Marshall Ferguson
Upon Further Review: The 2019 Ticats
The most balanced run game in recent CFL memory, a crushing ACL tear, an undefeated record at home, relentless passing attack and an all too common ending.
The 2019 Hamilton Tiger-Cats were a team built to take a run at the Grey Cup, but getting there went anything other than according to plan.
After a 2018 season that saw the black and gold offence come to life with June Jones and Jeremiah Masoli, the two prepared themselves for another explosive campaign in 2019 with an emerging national back in Sean Thomas-Erlington and Brandon Banks set to challenge his personal best production marks.
Before the season could begin it was quickly announced Jones would be stepping aside to Offensive Coordinator while Orlondo Steinauer would become the next Ticats Head Coach.
A move long in the making, but still surprising when the trigger was pulled so close to kickoff.
Jones would move on to another opportunity altogether soon after which opened the door for former Ticats OC Tommy Condell to assume the controls.
All Condell would produce is an MOP receiver, a flexible and creative running game and two quarterbacks who finished top-10 in many league categories despite cutting into each others reps.

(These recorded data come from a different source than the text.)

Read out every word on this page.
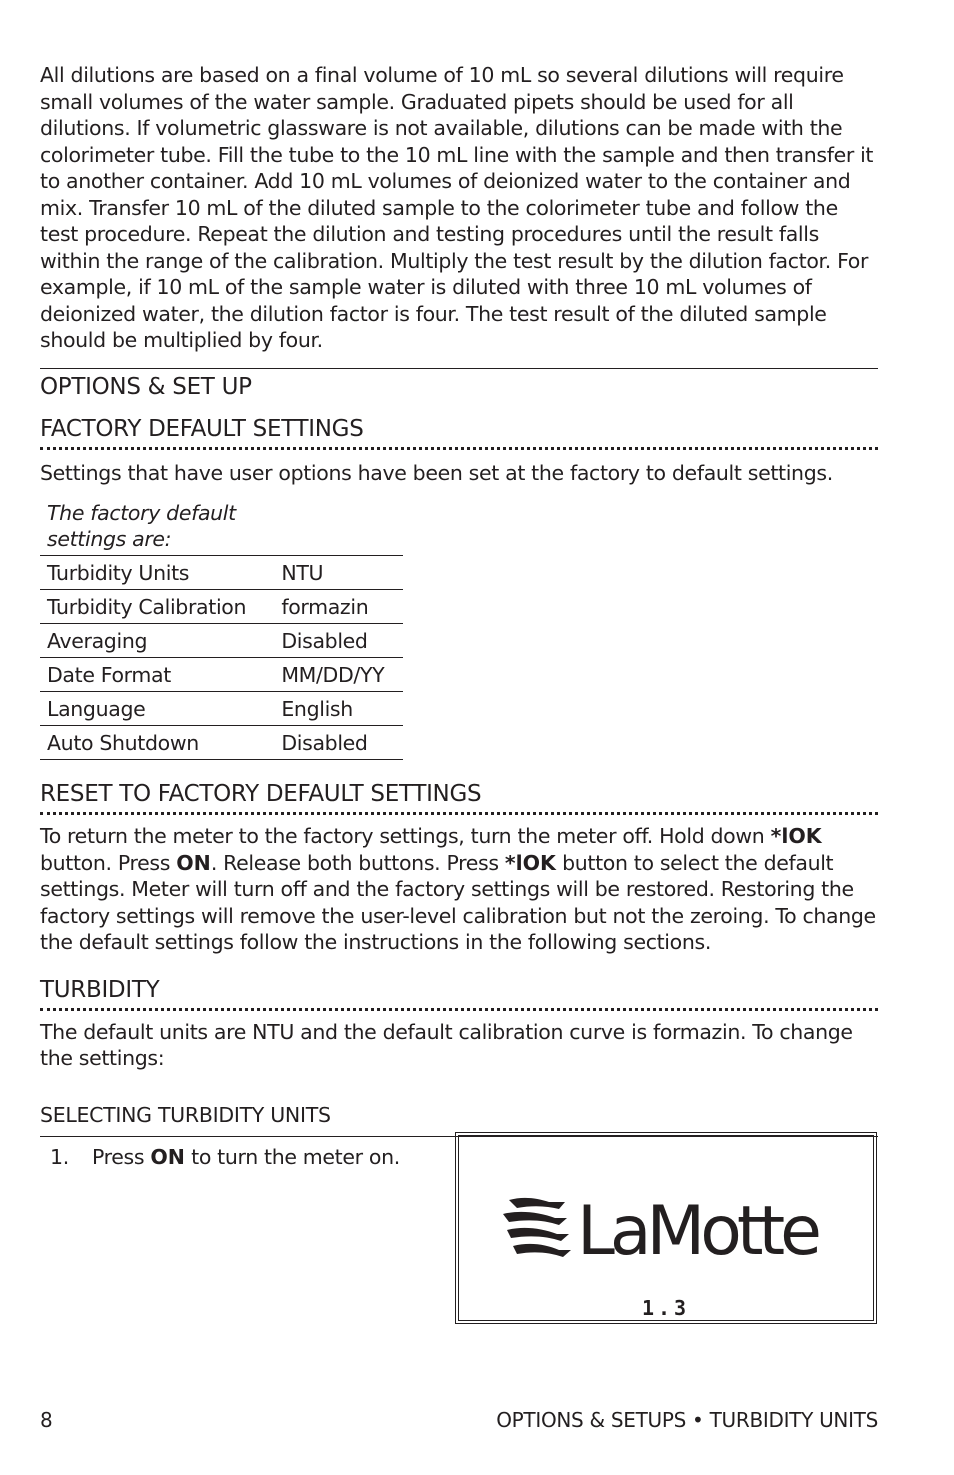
All dilutions are based on a final volume of 10 mL so several dilutions will require small volumes of the water sample. Graduated pipets should be used for all dilutions. If volumetric glassware is not available, dilutions can be made with the colorimeter tube. Fill the tube to the 10 mL line with the sample and then transfer it to another container. Add 10 mL volumes of deionized water to the container and mix. Transfer 10 mL of the diluted sample to the colorimeter tube and follow the test procedure. Repeat the dilution and testing procedures until the result falls within the range of the calibration. Multiply the test result by the dilution factor. For example, if 10 mL of the sample water is diluted with three 10 mL volumes of deionized water, the dilution factor is four. The test result of the diluted sample should be multiplied by four.

OPTIONS & SET UP
FACTORY DEFAULT SETTINGS

Settings that have user options have been set at the factory to default settings.

The factory default settings are:	
Turbidity Units	NTU
Turbidity Calibration	formazin
Averaging	Disabled
Date Format	MM/DD/YY
Language	English
Auto Shutdown	Disabled
RESET TO FACTORY DEFAULT SETTINGS

To return the meter to the factory settings, turn the meter off. Hold down *lOK button. Press ON. Release both buttons. Press *lOK button to select the default settings. Meter will turn off and the factory settings will be restored. Restoring the factory settings will remove the user-level calibration but not the zeroing. To change the default settings follow the instructions in the following sections.

TURBIDITY

The default units are NTU and the default calibration curve is formazin. To change the settings:

SELECTING TURBIDITY UNITS
1. Press ON to turn the meter on.
LaMotte
1.3
8	OPTIONS & SETUPS • TURBIDITY UNITS
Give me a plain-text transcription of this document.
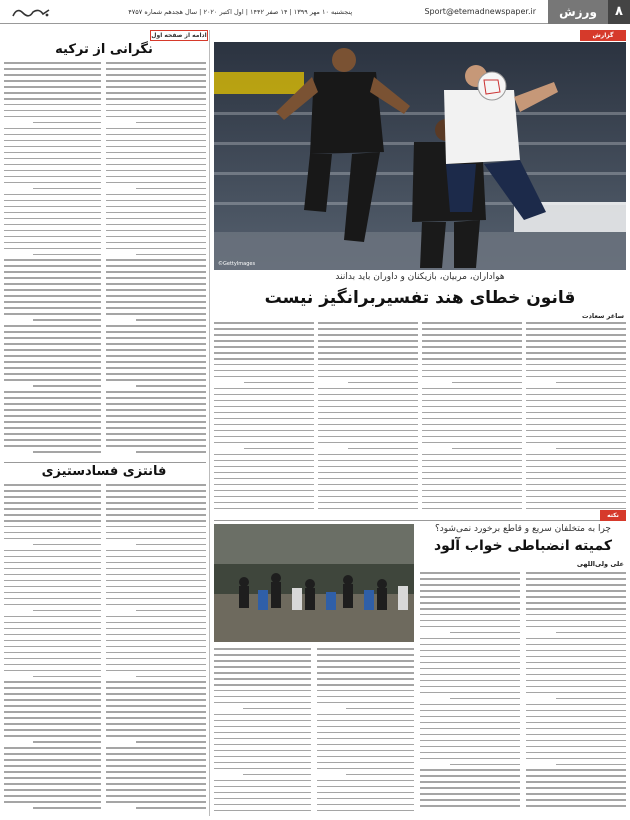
۸
ورزش
Sport@etemadnewspaper.ir
پنجشنبه ۱۰ مهر ۱۳۹۹ | ۱۴ صفر ۱۴۴۲ | اول اکتبر ۲۰۲۰ | سال هجدهم شماره ۴۷۵۷
ادامه از صفحه اول
نگرانی از ترکیه
فانتزی فسادستیزی
گزارش
©GettyImages
هواداران، مربیان، بازیکنان و داوران باید بدانند
قانون خطای هند تفسیربرانگیز نیست
ساغر سعادت
نکته
چرا به متخلفان سریع و قاطع برخورد نمی‌شود؟
کمیته انضباطی خواب آلود
علی ولی‌اللهی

There was the season opener squeaky close win over Saskatchewan, the message sending blow-out victory in Toronto, the first home win against Calgary in ages and a pair of great battles with a suddenly resurgent Alouettes team in Montreal.
All of that preceded the game of the year - to that point - when the Bombers came to town undefeated. Hamilton would again win, this time 23-15 fuelled by defence, special teams and timely offence but in the second quarter Jeremiah Masoli rolled out, realized he was contained, threw on the brakes and pop.
Just like that his season was over, and with it the Ticats hopes of hoisting the Grey Cup come November in Calgary, or so it seemed.
In stepped Dane Evans who despite the learning bumps of a new full-time CFL starter grew into the role and continued Hamilton’s success at home and above average road winning percentage away from Tim Horton’s Field.

What made this mid-season forced evolution so incredible was Condell’s ability to accept the realities handed to him and find solutions through stylistic and schematic changes. While the home run shots and efficient underneath passing game remained there was less emphasis on the intermediate passing depths and it appeared - from the outside looking in - that Condell was massaging the weekly approach to fit Evans strengths in order to find success.

A quick release, smooth sidearm throws on quick game passes and pinpoint accuracy on bubble screens quickly became the staples of Evans work as everyone in the offensive huddle adjusted to their stand-in huddle leader.

The growing pains were most obvious early on with Evans and Banks. An understandable learning period as Banks is anything but your normal target and route runner. With his somewhat untraditional route-running approach and elite ability to separate from defenders, Banks could have become frustrated and punished Evans for simply not being Masoli.
Instead he was patient and grew to compliment his new methods of pigskin delivery.

While the pass game evolved the more remarkable aspect of the Ticats ability to survive and stack together wins at a rate never done in franchise history was arguably in the ground game where no less than eight players took a meaningful amount of carries.

For the second year in a row Sean Thomas-Erlington led the Ticats in positive play percentage which is a mark of how often a target gains 3+ yards on first down, a first down on either down or a touchdown. After being injured on a pass play in week four against Montreal the Ticats running game became more rotation than marquee which led to this unique display of how system can override skill set.

As always in Hamilton the national depth was replenished by Sean Burke, Drew Allemang and the football operations staff. In 2019 all of their first three picks saw meaningful snaps with Gibbon and Kalinic becoming young staples of an offence that went through numerous ebbs and flows.

For as great a season as Hamilton had, the ending felt all too familiar. New levels of regular season excellence were reached - against many odds - and the team should be appreciated for many moments of resiliency they put on display, but crashing out in the Grey Cup created a painful scar to many black and gold die hards that can only be healed by a championship.
Steinauer knows that. Masoli knows that. Evans quickly learned that.
The 2020 Ticats won’t be a re-creation of last years exceptional win total, they’ll set a course all their own and that’s okay because at this point all Tiger-Cats fans care about is how the final game ends
Marshall Ferguson is a former U SPORTS Quarterback, now serving as TSN 1150 Hamilton morning show host, voice of the Hamilton Tiger-Cats and CFL.ca analyst.